Tot de invoering van de WWZ medio 2015, kon de werkgever zonder aanvullende kosten afscheid nemen van een langdurig arbeidsongeschikte werknemer. Dit gebeurde op het moment dat geen passende inzet meer mogelijk was en ook binnen 26 weken geen herstel te verwachten viel. Met de WWZ is de inhoudelijke toets bij ontslag wegens langdurige arbeidsongeschiktheid niet gewijzigd, maar kent het ontslag wel een prijskaartje. Ingeval de werkgever het initiatief neemt tot ontslag, is hij gehouden tot betaling van de wettelijke transitievergoeding. Deze transitievergoeding is gebaseerd op het ongekorte loon zoals de werknemer dat verdiende voordat hij ziek werd. Daarnaast komt deze transitievergoeding boven op de loondoorbetaling gedurende twee jaar en andere kosten voor de re-integratie.
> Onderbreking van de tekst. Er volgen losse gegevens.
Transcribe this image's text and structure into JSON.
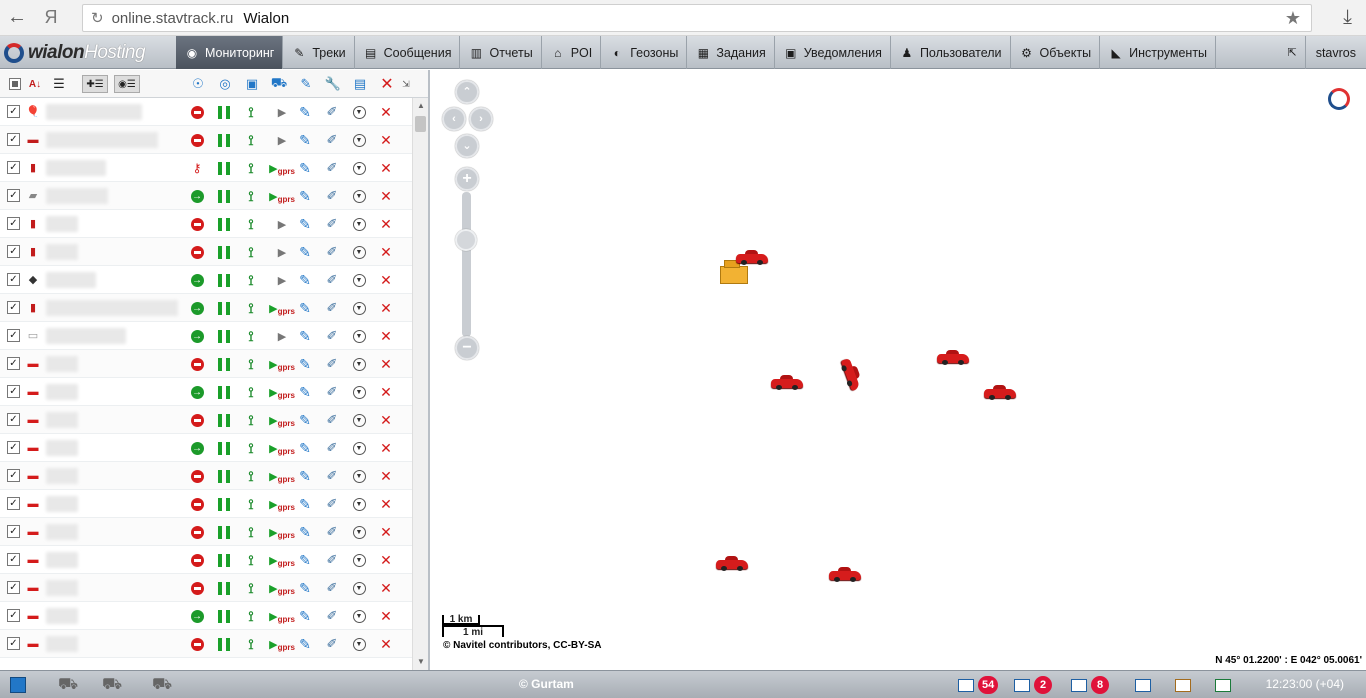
{
  "browser": {
    "back_icon": "back-arrow-icon",
    "yandex_icon": "Я",
    "url": "online.stavtrack.ru",
    "title": "Wialon"
  },
  "app": {
    "logo_wialon": "wialon",
    "logo_hosting": "Hosting"
  },
  "menu": {
    "items": [
      {
        "label": "Мониторинг",
        "icon": "globe-icon",
        "active": true
      },
      {
        "label": "Треки",
        "icon": "track-icon"
      },
      {
        "label": "Сообщения",
        "icon": "messages-icon"
      },
      {
        "label": "Отчеты",
        "icon": "reports-icon"
      },
      {
        "label": "POI",
        "icon": "poi-icon"
      },
      {
        "label": "Геозоны",
        "icon": "geofence-icon"
      },
      {
        "label": "Задания",
        "icon": "jobs-icon"
      },
      {
        "label": "Уведомления",
        "icon": "notifications-icon"
      },
      {
        "label": "Пользователи",
        "icon": "users-icon"
      },
      {
        "label": "Объекты",
        "icon": "units-icon"
      },
      {
        "label": "Инструменты",
        "icon": "tools-icon"
      }
    ],
    "user": "stavros"
  },
  "units": [
    {
      "vehicle": "balloon",
      "state": "stop",
      "gprs": false
    },
    {
      "vehicle": "bus",
      "state": "stop",
      "gprs": false
    },
    {
      "vehicle": "car-top",
      "state": "key",
      "gprs": true
    },
    {
      "vehicle": "truck",
      "state": "go",
      "gprs": true
    },
    {
      "vehicle": "car-top",
      "state": "stop",
      "gprs": false
    },
    {
      "vehicle": "car-top",
      "state": "stop",
      "gprs": false
    },
    {
      "vehicle": "tractor",
      "state": "go",
      "gprs": false
    },
    {
      "vehicle": "car-top",
      "state": "go",
      "gprs": true
    },
    {
      "vehicle": "van",
      "state": "go",
      "gprs": false
    },
    {
      "vehicle": "car",
      "state": "stop",
      "gprs": true
    },
    {
      "vehicle": "car",
      "state": "go",
      "gprs": true
    },
    {
      "vehicle": "car",
      "state": "stop",
      "gprs": true
    },
    {
      "vehicle": "car",
      "state": "go",
      "gprs": true
    },
    {
      "vehicle": "car",
      "state": "stop",
      "gprs": true
    },
    {
      "vehicle": "car",
      "state": "stop",
      "gprs": true
    },
    {
      "vehicle": "car",
      "state": "stop",
      "gprs": true
    },
    {
      "vehicle": "car",
      "state": "stop",
      "gprs": true
    },
    {
      "vehicle": "car",
      "state": "stop",
      "gprs": true
    },
    {
      "vehicle": "car",
      "state": "go",
      "gprs": true
    },
    {
      "vehicle": "car",
      "state": "stop",
      "gprs": true
    }
  ],
  "gprs_label": "gprs",
  "map": {
    "scale_km": "1 km",
    "scale_mi": "1 mi",
    "copyright": "© Navitel contributors, CC-BY-SA",
    "coords": "N 45° 01.2200' : E 042° 05.0061'"
  },
  "bottom": {
    "gurtam": "© Gurtam",
    "messages_count": "54",
    "commands_count": "2",
    "images_count": "8",
    "clock": "12:23:00 (+04)"
  },
  "colors": {
    "accent_red": "#d41b1b",
    "accent_green": "#1aa02a",
    "badge": "#e0123a"
  }
}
Patstelling vanwege transitievergoeding
Een eenvoudige manier om te voorkomen dat een werkgever bij beëindiging van een dienstverband van een langdurig arbeidsongeschikte werknemer de transitievergoeding moet betalen, is de instandhouding van de arbeidsovereenkomst. Zegt de werknemer vervolgens zelf de arbeidsovereenkomst op, dan heeft hij geen recht op een transitievergoeding. Het gevolg hiervan is een patstelling waarbij de arbeidsovereenkomst inhoudsloos in stand blijft.
Ter doorbreking van deze patstelling, maar ook vanwege de geleden financiële pijn van de werkgever, wordt de Compensatieregeling transitievergoeding per 1 april 2020 van kracht. Van belang is dat de compensatie voorwaardelijk is en ook niet in alle gevallen een volledige compensatie is. Het betreft slechts een gedeeltelijke, waardoor een werkgever alsnog met (forse) ontslagkosten kan worden geconfronteerd.
Slapend dienstverband verplicht beëindigen?
Behalve dat de wetgever aan de slag ging met het ongewenste gevolg van de verschuldigdheid van de transitievergoeding bij ontslag wegens langdurige arbeidsongeschiktheid, zocht ook de praktijk naar mogelijkheden om uit de patstelling te komen. Daarbij werd ook de kantonrechter betrokken. Aan de kantonrechter werd de vraag voorgelegd of een werkgever verplicht kan worden om tot ontslag over te gaan, dan wel of er gehoudenheid is om financieel af te wikkelen met de werknemer.
In de lagere rechtspraak is wisselend geoordeeld. De zaken die werden voorgelegd verschilden ook feitelijk van elkaar. Bij de beoordeling speelden deze omstandigheden ook een belangrijke rol.
De rechtbank Roermond besloot dat de hoogste rechter zich zou moeten uitspreken en heeft prejudiciële vragen gesteld aan de Hoge Raad: is de werkgever op grond van goed werkgeverschap verplicht een slapend dienstverband op verzoek van de werknemer te beëindigen, waardoor voor de werknemer een recht op de transitievergoeding bestaat?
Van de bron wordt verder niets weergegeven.